Prove $(((p\land q)\to r)\land(p \to q))\to (p \to r)$ is satisfiable.

Question

I'm trying to learn how to apply shortcuts of a truth table, and was wondering if the following is correct:

Let $A=(p\land q)$

Let $B = (A \to r)$

Let $C=(p \to q)$

Let $D=(B\land C)$

Let $E=(p \to r)$

Let $F=(D\to E)$

Proof by contradiction, assume equation is not satisfiable, therefore $v(F)=f=v((D\to E))=F_{\to} (v(D),v(E))$, which means $v(D)=t$, and $v(E)=f$, by Definition Value of a Formula in a State $v$.

1. $v(E)=f=F_{\to} (v(p),v(r)), v(r)=f$ and $v(p)=t$, by Definition

2. $v(D)=t=v(B\land C)=F_{\land} (v(B),v(C)), v(B)=t$, and $v(C)=t$ by Definition.

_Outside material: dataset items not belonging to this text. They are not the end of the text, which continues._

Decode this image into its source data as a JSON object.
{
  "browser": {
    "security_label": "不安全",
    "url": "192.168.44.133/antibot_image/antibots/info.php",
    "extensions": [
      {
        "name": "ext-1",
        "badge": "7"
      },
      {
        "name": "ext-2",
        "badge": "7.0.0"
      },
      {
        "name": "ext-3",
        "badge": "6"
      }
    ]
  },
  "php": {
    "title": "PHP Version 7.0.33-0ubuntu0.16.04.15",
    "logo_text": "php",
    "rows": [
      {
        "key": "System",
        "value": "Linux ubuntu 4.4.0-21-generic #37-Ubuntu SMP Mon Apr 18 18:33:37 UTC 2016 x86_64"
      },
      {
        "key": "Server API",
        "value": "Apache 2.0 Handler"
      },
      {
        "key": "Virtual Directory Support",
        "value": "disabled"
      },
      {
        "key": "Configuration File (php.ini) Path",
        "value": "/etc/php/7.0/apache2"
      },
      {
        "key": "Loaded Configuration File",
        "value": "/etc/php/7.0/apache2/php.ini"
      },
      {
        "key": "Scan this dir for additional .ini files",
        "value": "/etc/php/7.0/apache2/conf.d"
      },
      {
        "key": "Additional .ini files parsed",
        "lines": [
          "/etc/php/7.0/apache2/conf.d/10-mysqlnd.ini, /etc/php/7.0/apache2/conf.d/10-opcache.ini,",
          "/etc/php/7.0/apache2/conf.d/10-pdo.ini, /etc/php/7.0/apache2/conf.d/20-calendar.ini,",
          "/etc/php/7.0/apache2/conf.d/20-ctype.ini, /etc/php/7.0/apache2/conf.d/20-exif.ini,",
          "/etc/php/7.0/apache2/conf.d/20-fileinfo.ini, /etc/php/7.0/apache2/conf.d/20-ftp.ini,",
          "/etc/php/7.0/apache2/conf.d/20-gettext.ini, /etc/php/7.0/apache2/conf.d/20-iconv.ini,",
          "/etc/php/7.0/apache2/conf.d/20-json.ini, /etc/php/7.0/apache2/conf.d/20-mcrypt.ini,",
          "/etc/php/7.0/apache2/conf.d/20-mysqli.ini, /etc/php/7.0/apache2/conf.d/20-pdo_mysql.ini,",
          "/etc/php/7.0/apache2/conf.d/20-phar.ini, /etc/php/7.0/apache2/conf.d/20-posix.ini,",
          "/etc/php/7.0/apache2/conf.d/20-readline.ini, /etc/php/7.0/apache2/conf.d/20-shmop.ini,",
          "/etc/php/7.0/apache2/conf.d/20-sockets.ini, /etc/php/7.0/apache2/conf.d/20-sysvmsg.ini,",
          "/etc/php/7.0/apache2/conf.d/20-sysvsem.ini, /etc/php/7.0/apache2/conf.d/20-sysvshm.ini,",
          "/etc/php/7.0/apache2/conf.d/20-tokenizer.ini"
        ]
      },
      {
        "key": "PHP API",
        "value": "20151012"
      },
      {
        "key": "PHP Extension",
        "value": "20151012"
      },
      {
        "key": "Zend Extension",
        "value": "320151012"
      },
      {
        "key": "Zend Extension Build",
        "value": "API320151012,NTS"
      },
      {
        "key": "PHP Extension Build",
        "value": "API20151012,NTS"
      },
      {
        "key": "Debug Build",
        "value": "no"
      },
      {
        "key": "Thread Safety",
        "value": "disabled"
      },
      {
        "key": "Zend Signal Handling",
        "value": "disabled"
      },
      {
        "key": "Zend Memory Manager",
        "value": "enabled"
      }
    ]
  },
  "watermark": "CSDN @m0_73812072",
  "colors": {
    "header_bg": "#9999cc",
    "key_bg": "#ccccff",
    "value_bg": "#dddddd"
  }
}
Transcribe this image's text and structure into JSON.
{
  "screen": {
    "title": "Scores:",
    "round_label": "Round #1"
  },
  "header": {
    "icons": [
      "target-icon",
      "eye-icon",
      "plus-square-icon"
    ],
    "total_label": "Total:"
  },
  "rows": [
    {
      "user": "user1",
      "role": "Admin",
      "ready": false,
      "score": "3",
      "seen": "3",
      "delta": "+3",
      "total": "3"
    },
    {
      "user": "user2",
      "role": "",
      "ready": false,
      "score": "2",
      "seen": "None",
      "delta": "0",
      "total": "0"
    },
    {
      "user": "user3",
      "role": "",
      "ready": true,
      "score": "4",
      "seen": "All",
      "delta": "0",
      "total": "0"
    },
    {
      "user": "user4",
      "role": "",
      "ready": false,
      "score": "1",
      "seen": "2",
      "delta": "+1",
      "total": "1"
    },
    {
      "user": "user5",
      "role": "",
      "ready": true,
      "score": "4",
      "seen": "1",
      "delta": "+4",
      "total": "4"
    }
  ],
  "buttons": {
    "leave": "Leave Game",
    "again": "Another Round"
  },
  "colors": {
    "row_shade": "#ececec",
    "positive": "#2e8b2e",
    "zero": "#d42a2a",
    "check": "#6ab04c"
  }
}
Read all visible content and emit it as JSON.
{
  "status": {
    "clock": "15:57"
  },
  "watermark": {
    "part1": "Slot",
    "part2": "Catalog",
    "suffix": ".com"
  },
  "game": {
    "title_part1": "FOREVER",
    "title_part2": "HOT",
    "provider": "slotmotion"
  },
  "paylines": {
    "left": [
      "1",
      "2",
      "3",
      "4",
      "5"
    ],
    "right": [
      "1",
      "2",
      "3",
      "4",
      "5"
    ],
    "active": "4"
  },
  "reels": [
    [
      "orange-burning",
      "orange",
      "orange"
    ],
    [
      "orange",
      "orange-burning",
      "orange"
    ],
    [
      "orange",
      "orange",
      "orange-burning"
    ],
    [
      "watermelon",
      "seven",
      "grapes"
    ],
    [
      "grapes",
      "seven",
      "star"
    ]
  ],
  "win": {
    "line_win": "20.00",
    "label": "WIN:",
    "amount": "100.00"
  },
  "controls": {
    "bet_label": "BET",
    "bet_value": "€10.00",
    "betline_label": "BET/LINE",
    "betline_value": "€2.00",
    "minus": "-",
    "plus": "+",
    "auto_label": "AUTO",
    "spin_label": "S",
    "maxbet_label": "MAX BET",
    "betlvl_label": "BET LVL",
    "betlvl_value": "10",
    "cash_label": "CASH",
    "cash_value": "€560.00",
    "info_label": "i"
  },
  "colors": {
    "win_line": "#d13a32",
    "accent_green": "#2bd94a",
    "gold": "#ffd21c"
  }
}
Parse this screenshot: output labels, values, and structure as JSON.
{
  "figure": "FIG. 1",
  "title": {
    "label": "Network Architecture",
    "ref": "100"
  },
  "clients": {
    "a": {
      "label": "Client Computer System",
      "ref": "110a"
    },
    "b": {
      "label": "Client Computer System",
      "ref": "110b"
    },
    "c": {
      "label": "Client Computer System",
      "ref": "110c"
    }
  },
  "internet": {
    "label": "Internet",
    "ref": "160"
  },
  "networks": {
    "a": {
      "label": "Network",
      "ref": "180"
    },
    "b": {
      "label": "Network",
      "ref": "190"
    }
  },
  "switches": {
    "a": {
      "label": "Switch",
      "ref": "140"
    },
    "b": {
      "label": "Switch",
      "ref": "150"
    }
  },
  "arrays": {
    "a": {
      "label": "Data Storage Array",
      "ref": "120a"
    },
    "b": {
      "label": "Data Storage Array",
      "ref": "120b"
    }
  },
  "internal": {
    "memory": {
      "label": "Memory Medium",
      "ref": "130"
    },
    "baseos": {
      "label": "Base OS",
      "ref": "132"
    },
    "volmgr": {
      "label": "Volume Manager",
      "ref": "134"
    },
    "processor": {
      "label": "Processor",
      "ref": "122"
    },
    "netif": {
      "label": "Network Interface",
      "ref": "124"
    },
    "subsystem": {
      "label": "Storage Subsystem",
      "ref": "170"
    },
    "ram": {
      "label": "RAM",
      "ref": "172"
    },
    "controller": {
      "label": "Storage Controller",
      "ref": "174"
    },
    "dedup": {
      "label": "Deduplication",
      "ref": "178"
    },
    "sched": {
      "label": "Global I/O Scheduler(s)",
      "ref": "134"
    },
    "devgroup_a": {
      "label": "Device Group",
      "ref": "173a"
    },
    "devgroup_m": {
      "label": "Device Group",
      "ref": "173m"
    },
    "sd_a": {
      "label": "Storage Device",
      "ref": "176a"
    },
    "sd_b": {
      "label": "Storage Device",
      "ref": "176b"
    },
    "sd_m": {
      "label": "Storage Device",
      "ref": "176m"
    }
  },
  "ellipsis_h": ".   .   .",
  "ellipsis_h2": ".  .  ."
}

3. $v(B)=t=F_{\to} (v(A),v(r)), v(A)=f$, since $v(r)=f$ in Step 1.

4. $v(C)=t=F_{\to} (v(p),v(q)),v(q)=t$, since $v(p)=t$ in Step 1.

5. $v(A)=f=F_{\land} (v(p),v(q))$ – not possible as $v(p),v(q)=t$ from (1), and (4) respectively.

Therefore The above equation is satisfiable by shortcut method. QED.

Answer 1

Actually you proved by contradiction that the negation of $F$ is not satisfiable. It follows that $F$ is a tautology, and hence satisfiable.

Answer 2

This statement is a tautology (natural deduction style like proof):

assume the left hand side

$((p\land q)\to r)\land(p \to q))$ holds and assume $p$. Then $p \to q$ tells us $q$ holds, so $p \land q$ holds.

So by $(p \land q) \to r$ we conclude $r$ and we have shown $p \to r$ and hence the total statement.

So any choice of truth values will make it true.